For the second time in three months, Bear Stearns has done an about-face in its revenue projections for the online gaming industry.
In a report issued two weeks ago, Bear Stearns predicts the Internet gambling market will grow from about $2.4 billion this year to about $5 billion in 2003.
At the American Gaming Summit in January, Bear Stearns said it had "revised downward" its projections for online gaming revenue from over $6 billion in 2003 to only $2.7 billion.
The sharp turnaround in revenue projections is based on "significant differences" that have occurred in the online gaming industry, according to Bear Stearns analyst Marc Falcone.
"There is a great deal of potential, evidenced by the number of sites that are sprouting up," Falcone said, noting the number of gaming websites has doubled in the last year, to 1,200 or 1,400.
Other factors that contributed to a rosier outlook include the introduction of legislation in Nevada to legalize online gaming for existing licensees; and alliances of gaming giants MGM MIRAGE and Harrahs with gaming website developers WagerWorks and Chartwell Technology, respectively.
Whatever the reasons for the dramatic flip-flop in estimates, they illustrate the schizophrenic nature of the Internet gaming industry. For instance, another organization, Private Media Group, estimates online gaming revenues of $810 million this year, but they could reach as high as $4.5 billion in 2002 and $10 billion in 2003.
The River City Group, a trade organization that promotes online gaming, predicted online bookmaking would jump from last years $26.5 billion to more than $60 billion in 2003. (Bear Stearns estimates $1.8 billion in sports and horse betting by 2003.)
"The projections are our best estimate," Falcone said. "But because its not an institutionally-sponsored industry yet, it is constantly reshaping and reconstructing itself."

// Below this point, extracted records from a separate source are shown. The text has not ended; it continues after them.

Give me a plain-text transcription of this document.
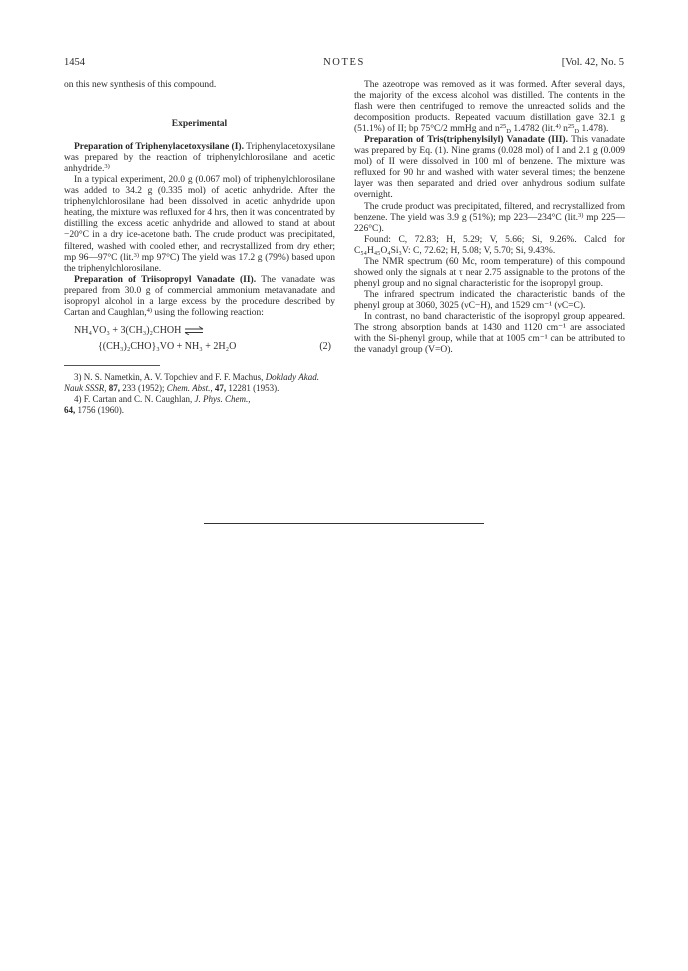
1454	NOTES	[Vol. 42, No. 5

on this new synthesis of this compound.

Experimental

Preparation of Triphenylacetoxysilane (I). Triphenylacetoxysilane was prepared by the reaction of triphenylchlorosilane and acetic anhydride.$^{3)}$

In a typical experiment, 20.0 g (0.067 mol) of triphenylchlorosilane was added to 34.2 g (0.335 mol) of acetic anhydride. After the triphenylchlorosilane had been dissolved in acetic anhydride upon heating, the mixture was refluxed for 4 hrs, then it was concentrated by distilling the excess acetic anhydride and allowed to stand at about −20°C in a dry ice-acetone bath. The crude product was precipitated, filtered, washed with cooled ether, and recrystallized from dry ether; mp 96—97°C (lit.$^{3)}$ mp 97°C) The yield was 17.2 g (79%) based upon the triphenylchlorosilane.

Preparation of Triisopropyl Vanadate (II). The vanadate was prepared from 30.0 g of commercial ammonium metavanadate and isopropyl alcohol in a large excess by the procedure described by Cartan and Caughlan,$^{4)}$ using the following reaction:

NH₄VO₃ + 3(CH₃)₂CHOH ⇌
{(CH₃)₂CHO}₃VO + NH₃ + 2H₂O	(2)

3) N. S. Nametkin, A. V. Topchiev and F. F. Machus, Doklady Akad. Nauk SSSR, 87, 233 (1952); Chem. Abst., 47, 12281 (1953).

4) F. Cartan and C. N. Caughlan, J. Phys. Chem.,
64, 1756 (1960).

The azeotrope was removed as it was formed. After several days, the majority of the excess alcohol was distilled. The contents in the flash were then centrifuged to remove the unreacted solids and the decomposition products. Repeated vacuum distillation gave 32.1 g (51.1%) of II; bp 75°C/2 mmHg and $n^{25}_D$ 1.4782 (lit.$^{4)}$ $n^{25}_D$ 1.478).

Preparation of Tris(triphenylsilyl) Vanadate (III). This vanadate was prepared by Eq. (1). Nine grams (0.028 mol) of I and 2.1 g (0.009 mol) of II were dissolved in 100 ml of benzene. The mixture was refluxed for 90 hr and washed with water several times; the benzene layer was then separated and dried over anhydrous sodium sulfate overnight.

The crude product was precipitated, filtered, and recrystallized from benzene. The yield was 3.9 g (51%); mp 223—234°C (lit.$^{3)}$ mp 225—226°C).

Found: C, 72.83; H, 5.29; V, 5.66; Si, 9.26%. Calcd for C₅₄H₄₅O₄Si₃V: C, 72.62; H, 5.08; V, 5.70; Si, 9.43%.

The NMR spectrum (60 Mc, room temperature) of this compound showed only the signals at τ near 2.75 assignable to the protons of the phenyl group and no signal characteristic for the isopropyl group.

The infrared spectrum indicated the characteristic bands of the phenyl group at 3060, 3025 (νC−H), and 1529 cm⁻¹ (νC=C).

In contrast, no band characteristic of the isopropyl group appeared. The strong absorption bands at 1430 and 1120 cm⁻¹ are associated with the Si-phenyl group, while that at 1005 cm⁻¹ can be attributed to the vanadyl group (V=O).
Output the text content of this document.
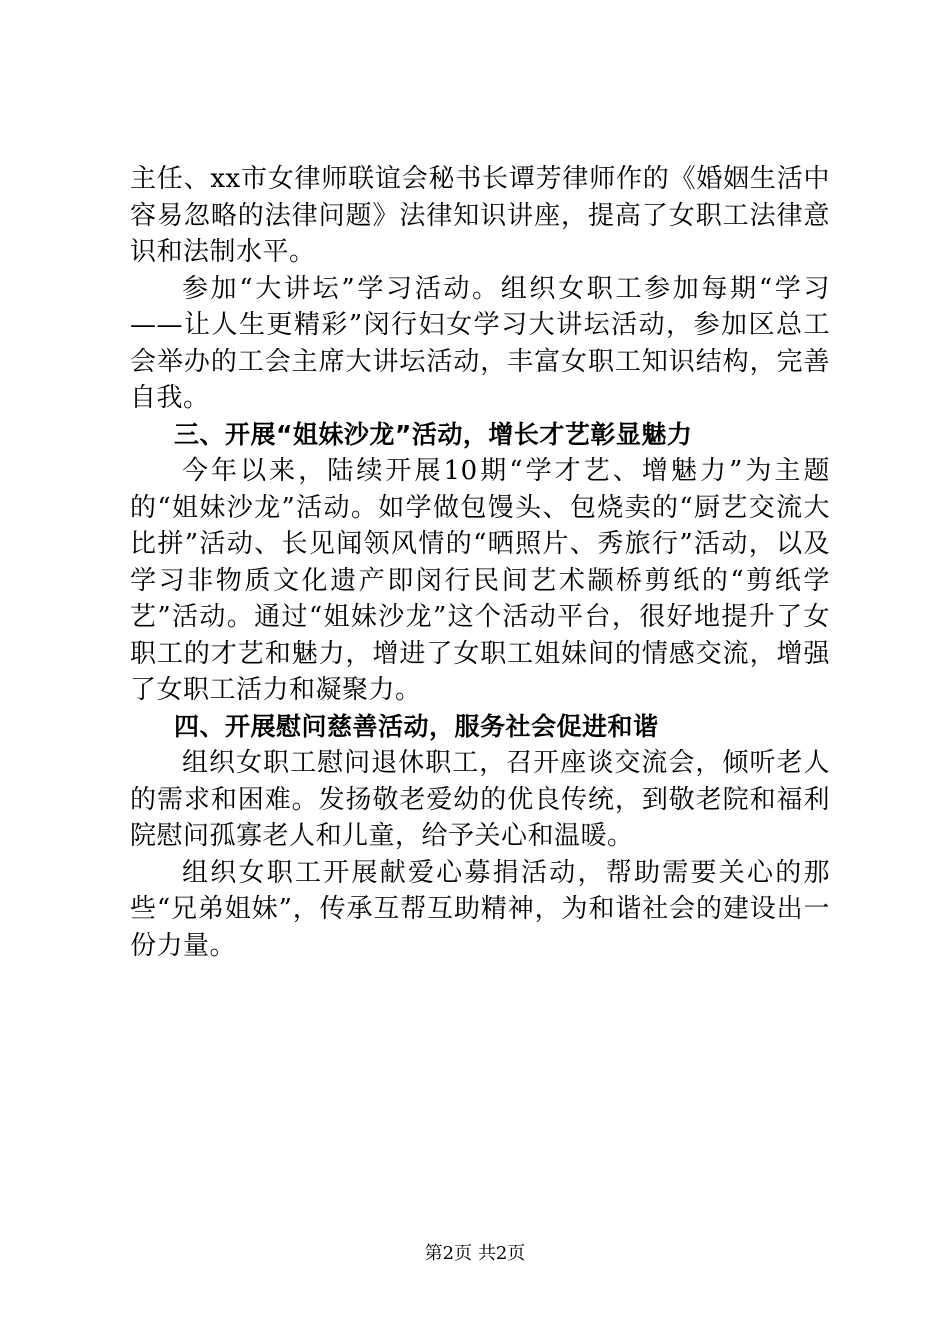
主任、xx市女律师联谊会秘书长谭芳律师作的《婚姻生活中容易忽略的法律问题》法律知识讲座，提高了女职工法律意识和法制水平。

参加“大讲坛”学习活动。组织女职工参加每期“学习——让人生更精彩”闵行妇女学习大讲坛活动，参加区总工会举办的工会主席大讲坛活动，丰富女职工知识结构，完善自我。

三、开展“姐妹沙龙”活动，增长才艺彰显魅力

今年以来，陆续开展10期“学才艺、增魅力”为主题的“姐妹沙龙”活动。如学做包馒头、包烧卖的“厨艺交流大比拼”活动、长见闻领风情的“晒照片、秀旅行”活动，以及学习非物质文化遗产即闵行民间艺术颛桥剪纸的“剪纸学艺”活动。通过“姐妹沙龙”这个活动平台，很好地提升了女职工的才艺和魅力，增进了女职工姐妹间的情感交流，增强了女职工活力和凝聚力。

四、开展慰问慈善活动，服务社会促进和谐

组织女职工慰问退休职工，召开座谈交流会，倾听老人的需求和困难。发扬敬老爱幼的优良传统，到敬老院和福利院慰问孤寡老人和儿童，给予关心和温暖。

组织女职工开展献爱心募捐活动，帮助需要关心的那些“兄弟姐妹”，传承互帮互助精神，为和谐社会的建设出一份力量。

第2页 共2页
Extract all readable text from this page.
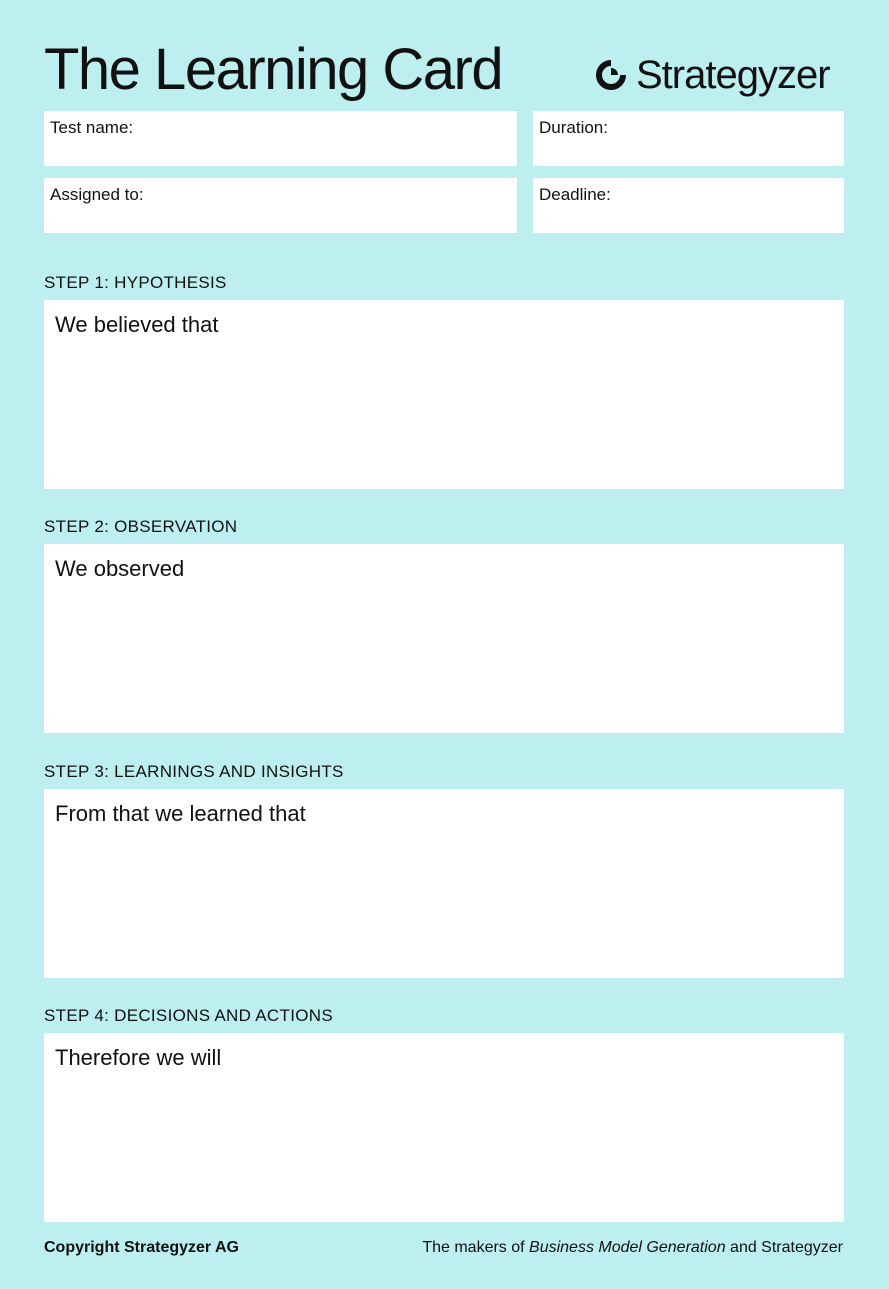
The Learning Card	Strategyzer
Test name:	Duration:
Assigned to:	Deadline:
STEP 1: HYPOTHESIS
We believed that
STEP 2: OBSERVATION
We observed
STEP 3: LEARNINGS AND INSIGHTS
From that we learned that
STEP 4: DECISIONS AND ACTIONS
Therefore we will
Copyright Strategyzer AG	The makers of Business Model Generation and Strategyzer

The main challenge in gauging the size of the market is that website operators arent required to report winnings. Moreover, many still operate a bit short of legitimacy in offshore jurisdictions where "regulation" is questionable, at best.
"The dubious nature of the Internet gaming industry makes it extremely difficult to project the size of its revenues over a period of time," Falcone said. Bear Stearns & Co., a leading investment banking and securities trading firm, developed "proprietary models" to formulate estimates of the size and scope of online gaming, he added. Those include player profiles and estimates of how much money they will spend at an online betting site.
Another area that lacks consensus is the future of online regulation in the United States. Some analysts cite Nevadas proposed legislation and a similar bill in New Jersey as harbingers of the inevitable.
Others cite court cases such as one in New York that relied on the 40-year Wire Act to convict an online bookmaker as proof that Internet gambling is illegal under federal statutes.
Still others argue that there is no real ban that could block the growth of the industry because attempts such as the Kyl Bill have failed to pass Congress. Nevertheless, as audiences and the number of websites grow, the online stakes will rise. And so will the interest in jurisdictions such as Nevada in addressing the issue of regulation.
But dont expect a clear consensus from the states, either. While Nevada and New Jersey examine bills to legalize Internet gambling, others are moving toward prohibition. Oregon is considering two bills, one to prohibit Internet gambling and operating online betting sites.
And last month, California introduced Assembly Bill 1229, which targets the operators of gambling web sites as well as their players.
At this point, the best guess on the future of online gambling is that it will be decided state by state, venue by venue, the same way bricks-and-mortar gambling is determined.